Es ist auch ein Geheimnis ihrer langen Laufbahn an der Spitze der CDU, dass sie nie eine Frau der großen Töne war, sondern eher der kleinen Gesten. Auch wenn diese nicht immer gelungen sind und manchmal fast antrainiert wirken. So ist es mittlerweile fast ein Running Gag, dass Merkel sich und ihren Gästen gerne den Kaffee selbst einschenkt. Man kann der klugen Machtpolitikerin aber zugestehen, dass die Idee dahinter vermutlich keine versuchte Geheimhaltung der eigenen Kaffeeabhängigkeit ist, sondern durch die kleine Geste eine Vertrautheit und Entspannung mit dem Gegenüber hergestellt werden kann. So gibt die mächtigste Frau der Welt sofort ein weniger einschüchterndes Bild ab.

Auch wenn das Duckface noch etwas eingeübt werden muss, posiert Merkel oft bereitwillig mit Bürgern für Selfies. (REUTERS/Axel Schmidt)
Auch wenn das Duckface noch etwas eingeübt werden muss, posiert Merkel oft bereitwillig mit Bürgern für Selfies. (REUTERS/Axel Schmidt)

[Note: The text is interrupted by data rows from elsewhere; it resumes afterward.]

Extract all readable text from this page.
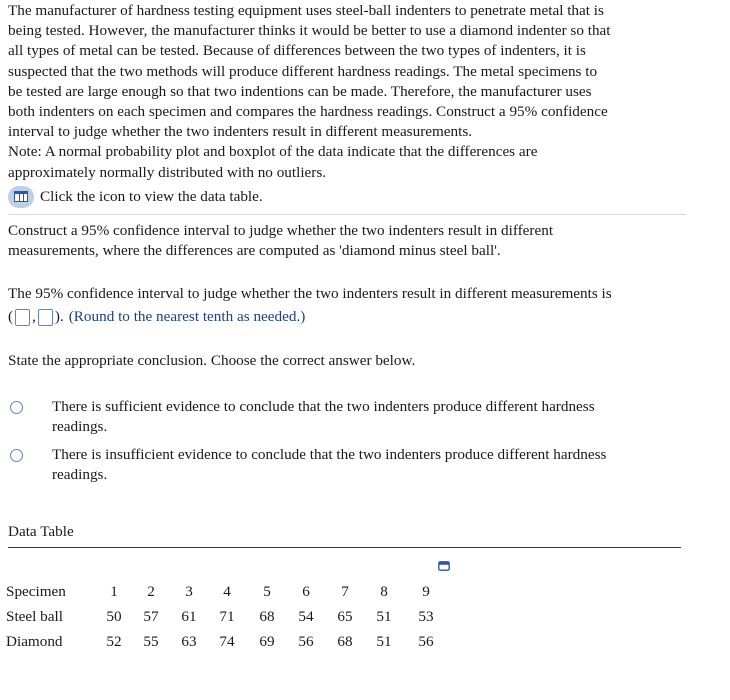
The manufacturer of hardness testing equipment uses steel-ball indenters to penetrate metal that is

being tested. However, the manufacturer thinks it would be better to use a diamond indenter so that

all types of metal can be tested. Because of differences between the two types of indenters, it is

suspected that the two methods will produce different hardness readings. The metal specimens to

be tested are large enough so that two indentions can be made. Therefore, the manufacturer uses

both indenters on each specimen and compares the hardness readings. Construct a 95% confidence

interval to judge whether the two indenters result in different measurements.

Note: A normal probability plot and boxplot of the data indicate that the differences are

approximately normally distributed with no outliers.

Click the icon to view the data table.
Construct a 95% confidence interval to judge whether the two indenters result in different
measurements, where the differences are computed as 'diamond minus steel ball'.

The 95% confidence interval to judge whether the two indenters result in different measurements is

( , ). (Round to the nearest tenth as needed.)

State the appropriate conclusion. Choose the correct answer below.

There is sufficient evidence to conclude that the two indenters produce different hardness
readings.
There is insufficient evidence to conclude that the two indenters produce different hardness
readings.

Data Table

Specimen	1	2	3	4	5	6	7	8	9
Steel ball	50	57	61	71	68	54	65	51	53
Diamond	52	55	63	74	69	56	68	51	56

Auch Selfies gehören mittlerweile zum Standardprogramm der Kanzlerin. Das wirkt nicht immer total locker, kommt aber bei vor allem bei den jüngeren Menschen gut an.

Aus den USA hat sie sich das Konzept der “Townhall Meetings” abgeschaut, bei denen es zu direkten Gesprächen und offenen Fragerunden mit Wählern kommt. “Bürgerdialog” heißt das dann und Merkel fühlt sich erstaunlich wohl in diesem Setting - und das Publikum zahlt es ihr meist dankbar und freundlich zurück.

Auch auf der irischen Hochzeit kam der Gratulationsbrief der Kanzlerin übrigens sehr gut an und Merkel bewies einmal mehr, dass sie eben ein Gespür für kleine große Gesten hat.